For the first time in years, the Warriors possess a promising core nucleus because the front office plucked a pair of legitimate starters — Klay Thompson and Harrison Barnes — in the past two drafts.  

Everyone knew Thompson could shoot when the Warriors selected him with the No. 11 pick in 2011. But his defense, his rebounding and his ability to attack the basket were questioned. In three games, though, Thompson has already collected 19 boards (he averaged only 2.5 per game last season) and he’s scoring in a variety of ways while playing aggressive weak-side defense.

Barnes was also a steal at No. 7 in last June’s draft. He’ll take his bumps as a rookie starter this year, but the former-No. 1 high school player in the country (ESPNU, 2010) has the athleticism and the smarts to be an elite small forward in seasons to come.

The Warriors also struck gold when they drafted center Festus Ezeli with the No. 30 pick last June. With multiple scorers on the floor, the Warriors don’t need Ezeli to drop 20 points a night. Instead, they need a strong defender to patrol the paint while Bogut is on the bench and a ferocious rebounder to limit second-chance opportunities.

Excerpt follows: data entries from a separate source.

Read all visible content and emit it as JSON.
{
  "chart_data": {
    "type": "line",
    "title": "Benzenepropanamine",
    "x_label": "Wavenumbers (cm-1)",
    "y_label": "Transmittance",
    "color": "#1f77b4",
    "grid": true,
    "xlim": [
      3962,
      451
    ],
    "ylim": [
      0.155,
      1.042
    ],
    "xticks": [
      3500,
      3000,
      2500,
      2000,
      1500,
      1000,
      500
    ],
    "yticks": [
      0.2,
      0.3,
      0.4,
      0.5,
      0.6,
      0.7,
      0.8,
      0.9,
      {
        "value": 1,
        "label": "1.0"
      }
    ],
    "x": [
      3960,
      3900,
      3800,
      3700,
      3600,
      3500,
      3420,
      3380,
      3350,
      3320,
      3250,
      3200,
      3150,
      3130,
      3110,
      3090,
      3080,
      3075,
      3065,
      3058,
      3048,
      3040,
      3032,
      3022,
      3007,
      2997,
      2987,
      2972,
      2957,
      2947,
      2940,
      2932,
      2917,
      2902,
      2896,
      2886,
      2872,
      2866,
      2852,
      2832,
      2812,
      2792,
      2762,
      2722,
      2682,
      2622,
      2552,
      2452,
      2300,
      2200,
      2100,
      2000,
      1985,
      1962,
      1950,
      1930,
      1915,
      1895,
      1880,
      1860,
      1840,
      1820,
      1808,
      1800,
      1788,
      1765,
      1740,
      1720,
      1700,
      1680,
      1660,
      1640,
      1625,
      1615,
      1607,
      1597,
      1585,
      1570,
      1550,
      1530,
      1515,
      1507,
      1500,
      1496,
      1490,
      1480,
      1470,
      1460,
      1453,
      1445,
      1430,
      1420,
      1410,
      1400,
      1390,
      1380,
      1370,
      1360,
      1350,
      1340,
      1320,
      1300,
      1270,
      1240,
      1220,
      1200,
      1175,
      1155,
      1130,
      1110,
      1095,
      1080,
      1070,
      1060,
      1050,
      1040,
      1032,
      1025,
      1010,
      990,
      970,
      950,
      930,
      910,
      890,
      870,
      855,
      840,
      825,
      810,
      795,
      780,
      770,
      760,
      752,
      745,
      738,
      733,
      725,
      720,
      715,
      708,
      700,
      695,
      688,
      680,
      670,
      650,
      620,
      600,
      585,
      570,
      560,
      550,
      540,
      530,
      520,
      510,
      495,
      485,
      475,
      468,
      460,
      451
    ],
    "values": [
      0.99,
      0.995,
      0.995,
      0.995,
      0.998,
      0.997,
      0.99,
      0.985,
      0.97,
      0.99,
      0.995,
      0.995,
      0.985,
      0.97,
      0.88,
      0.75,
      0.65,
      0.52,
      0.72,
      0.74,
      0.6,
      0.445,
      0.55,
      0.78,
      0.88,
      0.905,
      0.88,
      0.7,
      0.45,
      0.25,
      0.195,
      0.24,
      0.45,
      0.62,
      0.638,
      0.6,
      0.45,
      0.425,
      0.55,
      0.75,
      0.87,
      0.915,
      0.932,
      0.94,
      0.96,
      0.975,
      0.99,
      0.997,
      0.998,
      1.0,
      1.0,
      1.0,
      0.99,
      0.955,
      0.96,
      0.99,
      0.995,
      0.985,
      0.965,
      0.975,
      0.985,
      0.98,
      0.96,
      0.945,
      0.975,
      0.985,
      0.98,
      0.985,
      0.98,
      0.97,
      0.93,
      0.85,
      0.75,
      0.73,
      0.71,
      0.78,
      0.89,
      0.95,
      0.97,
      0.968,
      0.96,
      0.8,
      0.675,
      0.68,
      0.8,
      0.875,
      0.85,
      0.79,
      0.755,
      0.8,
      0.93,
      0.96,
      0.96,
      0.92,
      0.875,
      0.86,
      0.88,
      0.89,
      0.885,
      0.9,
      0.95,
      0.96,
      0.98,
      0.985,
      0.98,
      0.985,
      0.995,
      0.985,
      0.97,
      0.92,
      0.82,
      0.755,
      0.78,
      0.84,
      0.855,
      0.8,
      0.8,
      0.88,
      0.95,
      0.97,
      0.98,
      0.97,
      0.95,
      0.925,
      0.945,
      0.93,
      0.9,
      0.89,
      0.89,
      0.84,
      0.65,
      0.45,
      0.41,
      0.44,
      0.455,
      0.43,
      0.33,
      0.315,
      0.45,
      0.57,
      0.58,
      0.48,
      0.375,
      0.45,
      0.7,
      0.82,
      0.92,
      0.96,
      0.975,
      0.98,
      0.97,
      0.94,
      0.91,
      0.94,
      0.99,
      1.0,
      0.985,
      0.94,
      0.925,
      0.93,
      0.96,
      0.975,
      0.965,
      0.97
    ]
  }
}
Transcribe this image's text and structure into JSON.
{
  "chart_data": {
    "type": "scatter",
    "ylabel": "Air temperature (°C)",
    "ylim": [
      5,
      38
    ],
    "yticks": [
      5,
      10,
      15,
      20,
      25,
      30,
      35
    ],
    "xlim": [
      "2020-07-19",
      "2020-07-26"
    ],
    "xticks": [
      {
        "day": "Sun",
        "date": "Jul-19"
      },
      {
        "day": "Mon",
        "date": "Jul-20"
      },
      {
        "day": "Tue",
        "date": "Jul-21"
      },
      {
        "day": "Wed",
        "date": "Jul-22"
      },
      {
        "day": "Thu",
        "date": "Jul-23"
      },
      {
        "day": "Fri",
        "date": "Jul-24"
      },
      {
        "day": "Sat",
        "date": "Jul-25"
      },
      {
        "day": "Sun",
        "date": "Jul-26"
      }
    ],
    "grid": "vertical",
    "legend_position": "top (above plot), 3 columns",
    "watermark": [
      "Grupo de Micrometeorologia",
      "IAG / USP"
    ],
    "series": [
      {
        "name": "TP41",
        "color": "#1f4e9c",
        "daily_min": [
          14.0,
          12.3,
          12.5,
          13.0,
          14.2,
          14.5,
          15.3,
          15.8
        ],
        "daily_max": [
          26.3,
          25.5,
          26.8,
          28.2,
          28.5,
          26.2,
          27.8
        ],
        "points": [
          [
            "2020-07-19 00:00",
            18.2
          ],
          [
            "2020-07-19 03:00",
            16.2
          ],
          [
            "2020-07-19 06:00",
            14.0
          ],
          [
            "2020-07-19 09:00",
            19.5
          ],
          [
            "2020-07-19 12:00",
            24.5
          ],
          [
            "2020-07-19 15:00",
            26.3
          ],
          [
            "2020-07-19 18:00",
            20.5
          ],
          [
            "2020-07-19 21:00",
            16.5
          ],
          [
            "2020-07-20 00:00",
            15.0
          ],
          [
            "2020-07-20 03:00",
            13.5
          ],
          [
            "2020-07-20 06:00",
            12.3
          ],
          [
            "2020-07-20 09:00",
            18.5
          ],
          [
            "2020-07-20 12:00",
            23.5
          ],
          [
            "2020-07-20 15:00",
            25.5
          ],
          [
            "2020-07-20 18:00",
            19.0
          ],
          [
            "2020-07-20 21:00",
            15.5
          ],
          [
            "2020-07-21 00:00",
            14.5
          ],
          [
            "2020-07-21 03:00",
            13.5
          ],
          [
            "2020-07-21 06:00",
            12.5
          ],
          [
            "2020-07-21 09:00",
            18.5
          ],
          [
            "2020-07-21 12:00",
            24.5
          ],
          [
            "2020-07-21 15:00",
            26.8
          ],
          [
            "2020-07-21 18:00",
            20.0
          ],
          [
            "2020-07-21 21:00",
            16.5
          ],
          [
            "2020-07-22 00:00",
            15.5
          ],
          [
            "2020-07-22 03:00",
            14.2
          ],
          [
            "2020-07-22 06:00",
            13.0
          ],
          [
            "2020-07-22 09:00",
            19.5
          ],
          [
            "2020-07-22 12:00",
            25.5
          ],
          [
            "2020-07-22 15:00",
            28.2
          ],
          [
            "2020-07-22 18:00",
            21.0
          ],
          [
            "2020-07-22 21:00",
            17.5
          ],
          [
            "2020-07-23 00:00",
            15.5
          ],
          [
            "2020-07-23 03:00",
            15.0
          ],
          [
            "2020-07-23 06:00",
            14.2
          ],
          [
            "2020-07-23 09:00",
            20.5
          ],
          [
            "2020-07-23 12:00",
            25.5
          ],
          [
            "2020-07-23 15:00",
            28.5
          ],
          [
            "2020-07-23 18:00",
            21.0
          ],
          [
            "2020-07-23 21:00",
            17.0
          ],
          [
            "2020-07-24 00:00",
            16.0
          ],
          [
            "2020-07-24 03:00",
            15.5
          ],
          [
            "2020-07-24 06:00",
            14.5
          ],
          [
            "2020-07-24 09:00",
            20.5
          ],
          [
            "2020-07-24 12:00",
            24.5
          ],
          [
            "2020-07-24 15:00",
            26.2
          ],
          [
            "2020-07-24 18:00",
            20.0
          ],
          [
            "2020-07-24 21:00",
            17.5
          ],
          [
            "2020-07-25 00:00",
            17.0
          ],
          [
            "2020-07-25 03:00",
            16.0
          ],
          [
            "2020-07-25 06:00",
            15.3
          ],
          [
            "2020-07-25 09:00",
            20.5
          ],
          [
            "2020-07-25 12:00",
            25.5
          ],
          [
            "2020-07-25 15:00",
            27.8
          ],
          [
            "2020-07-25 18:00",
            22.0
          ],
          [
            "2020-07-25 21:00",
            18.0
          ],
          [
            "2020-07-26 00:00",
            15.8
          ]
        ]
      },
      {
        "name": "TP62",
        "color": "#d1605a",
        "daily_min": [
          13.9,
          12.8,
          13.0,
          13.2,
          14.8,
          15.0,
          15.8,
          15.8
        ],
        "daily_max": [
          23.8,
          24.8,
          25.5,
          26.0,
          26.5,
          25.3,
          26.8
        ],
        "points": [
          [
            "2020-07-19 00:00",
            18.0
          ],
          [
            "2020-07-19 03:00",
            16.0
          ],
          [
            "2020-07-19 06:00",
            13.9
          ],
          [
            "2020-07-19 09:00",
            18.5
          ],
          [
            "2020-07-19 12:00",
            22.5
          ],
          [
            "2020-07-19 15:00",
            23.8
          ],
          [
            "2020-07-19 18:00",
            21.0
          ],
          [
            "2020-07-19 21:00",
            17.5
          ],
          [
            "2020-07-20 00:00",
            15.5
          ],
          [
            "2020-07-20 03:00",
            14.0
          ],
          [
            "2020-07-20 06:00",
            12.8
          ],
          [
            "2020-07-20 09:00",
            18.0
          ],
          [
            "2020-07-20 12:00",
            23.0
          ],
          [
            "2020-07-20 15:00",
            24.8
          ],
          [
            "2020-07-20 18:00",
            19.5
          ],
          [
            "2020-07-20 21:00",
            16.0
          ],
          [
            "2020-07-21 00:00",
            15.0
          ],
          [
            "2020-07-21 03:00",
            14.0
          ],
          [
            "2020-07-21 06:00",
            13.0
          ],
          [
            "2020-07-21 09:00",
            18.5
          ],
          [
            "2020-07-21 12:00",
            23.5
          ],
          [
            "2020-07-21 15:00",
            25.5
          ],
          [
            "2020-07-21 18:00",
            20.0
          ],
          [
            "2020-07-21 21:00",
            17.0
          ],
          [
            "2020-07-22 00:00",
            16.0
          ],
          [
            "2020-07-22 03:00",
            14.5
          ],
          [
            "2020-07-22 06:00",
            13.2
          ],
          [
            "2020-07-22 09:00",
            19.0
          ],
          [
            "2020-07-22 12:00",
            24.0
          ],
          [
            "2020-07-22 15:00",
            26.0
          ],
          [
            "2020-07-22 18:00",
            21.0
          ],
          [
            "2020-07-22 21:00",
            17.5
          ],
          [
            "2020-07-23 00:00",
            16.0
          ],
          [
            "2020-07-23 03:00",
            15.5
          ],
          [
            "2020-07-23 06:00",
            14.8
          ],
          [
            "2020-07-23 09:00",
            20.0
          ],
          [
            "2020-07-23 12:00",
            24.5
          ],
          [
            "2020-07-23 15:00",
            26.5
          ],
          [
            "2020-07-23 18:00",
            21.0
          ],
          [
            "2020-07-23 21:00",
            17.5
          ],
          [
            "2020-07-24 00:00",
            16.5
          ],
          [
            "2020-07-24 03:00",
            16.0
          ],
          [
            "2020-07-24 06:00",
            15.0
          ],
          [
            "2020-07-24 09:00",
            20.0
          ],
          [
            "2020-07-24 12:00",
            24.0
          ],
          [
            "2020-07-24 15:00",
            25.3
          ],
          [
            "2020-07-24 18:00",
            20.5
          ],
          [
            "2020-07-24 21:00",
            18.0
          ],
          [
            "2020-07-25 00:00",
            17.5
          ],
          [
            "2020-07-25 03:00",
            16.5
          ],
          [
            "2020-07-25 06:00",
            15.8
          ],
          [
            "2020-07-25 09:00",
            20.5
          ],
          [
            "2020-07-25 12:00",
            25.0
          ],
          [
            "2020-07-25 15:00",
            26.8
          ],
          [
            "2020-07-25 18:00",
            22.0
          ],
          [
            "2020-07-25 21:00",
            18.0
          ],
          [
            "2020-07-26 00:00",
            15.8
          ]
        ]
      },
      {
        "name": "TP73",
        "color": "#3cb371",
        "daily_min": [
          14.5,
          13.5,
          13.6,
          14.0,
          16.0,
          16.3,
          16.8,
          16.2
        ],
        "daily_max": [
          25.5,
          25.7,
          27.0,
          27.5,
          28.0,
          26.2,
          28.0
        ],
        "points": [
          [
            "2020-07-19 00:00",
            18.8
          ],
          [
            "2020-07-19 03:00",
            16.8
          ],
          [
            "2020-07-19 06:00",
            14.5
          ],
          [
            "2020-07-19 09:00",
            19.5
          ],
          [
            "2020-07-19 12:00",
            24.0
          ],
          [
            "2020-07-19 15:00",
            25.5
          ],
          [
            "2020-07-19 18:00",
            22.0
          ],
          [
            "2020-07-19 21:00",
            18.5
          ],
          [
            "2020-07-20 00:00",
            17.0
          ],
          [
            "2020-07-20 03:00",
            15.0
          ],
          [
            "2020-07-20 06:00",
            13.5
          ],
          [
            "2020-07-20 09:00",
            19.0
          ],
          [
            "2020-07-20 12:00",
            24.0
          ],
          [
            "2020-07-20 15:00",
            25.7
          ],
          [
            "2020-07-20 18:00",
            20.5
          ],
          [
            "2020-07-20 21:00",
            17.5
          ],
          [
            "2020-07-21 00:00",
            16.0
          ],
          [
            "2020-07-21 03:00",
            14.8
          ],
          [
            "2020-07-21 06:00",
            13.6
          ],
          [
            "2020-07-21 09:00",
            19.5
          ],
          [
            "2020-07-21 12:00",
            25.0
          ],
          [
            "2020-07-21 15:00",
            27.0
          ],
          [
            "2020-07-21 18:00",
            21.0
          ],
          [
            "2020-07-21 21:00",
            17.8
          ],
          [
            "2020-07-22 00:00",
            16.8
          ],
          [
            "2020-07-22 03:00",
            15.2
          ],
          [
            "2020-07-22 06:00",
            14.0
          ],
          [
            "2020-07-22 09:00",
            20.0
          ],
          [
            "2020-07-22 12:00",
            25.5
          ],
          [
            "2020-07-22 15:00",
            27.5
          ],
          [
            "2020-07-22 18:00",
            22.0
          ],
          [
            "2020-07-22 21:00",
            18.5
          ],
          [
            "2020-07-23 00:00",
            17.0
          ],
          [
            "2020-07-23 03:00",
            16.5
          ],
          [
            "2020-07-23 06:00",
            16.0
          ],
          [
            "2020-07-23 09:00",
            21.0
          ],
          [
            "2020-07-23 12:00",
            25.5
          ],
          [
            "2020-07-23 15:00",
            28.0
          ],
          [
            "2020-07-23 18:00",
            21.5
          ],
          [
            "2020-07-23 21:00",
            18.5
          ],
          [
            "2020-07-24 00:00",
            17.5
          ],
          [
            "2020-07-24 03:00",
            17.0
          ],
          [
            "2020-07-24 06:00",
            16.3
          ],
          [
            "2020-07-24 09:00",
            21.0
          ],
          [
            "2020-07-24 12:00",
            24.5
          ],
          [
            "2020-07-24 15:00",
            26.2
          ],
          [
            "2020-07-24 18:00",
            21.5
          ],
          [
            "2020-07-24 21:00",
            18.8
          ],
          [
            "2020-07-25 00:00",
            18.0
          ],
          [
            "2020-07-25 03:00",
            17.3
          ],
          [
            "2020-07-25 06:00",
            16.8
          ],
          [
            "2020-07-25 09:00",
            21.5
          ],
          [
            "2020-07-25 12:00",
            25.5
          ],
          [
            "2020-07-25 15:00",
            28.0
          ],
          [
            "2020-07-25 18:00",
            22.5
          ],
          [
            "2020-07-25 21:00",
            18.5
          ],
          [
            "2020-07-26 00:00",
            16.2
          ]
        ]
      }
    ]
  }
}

Ezeli performed the role to perfection Saturday with Bogut out of the lineup. He shut down Blake Griffin as the Warriors out-rebounded the Clippers 48-33 and out-scored them 48-32 in the paint.

The front office also bolstered the bench during the offseason by bringing in journeyman forward Carl Landry and veteran guard Jarrett Jack. Landry is only 6-foot-9, but he’s a scrapper in the paint who knows how to finish. In three games, he’s averaging 20.0 points and 7.3 rebounds in 26.3 minutes off of the bench.

Likewise, Jack’s acquisition gives the Warriors a veteran presence in the backcourt for the game’s closing minutes. Jack can bring the ball up the floor to give Curry some looks from the two spot, and if needed, he can score with his signature tear-drop through the lane.

This is still a young team, however, and they will experience some growing pains over the course of an 82-game schedule, especially with Rush on crutches. But this isn’t déjà vu, either; the Warriors will make some noise in the Western Conference down the road.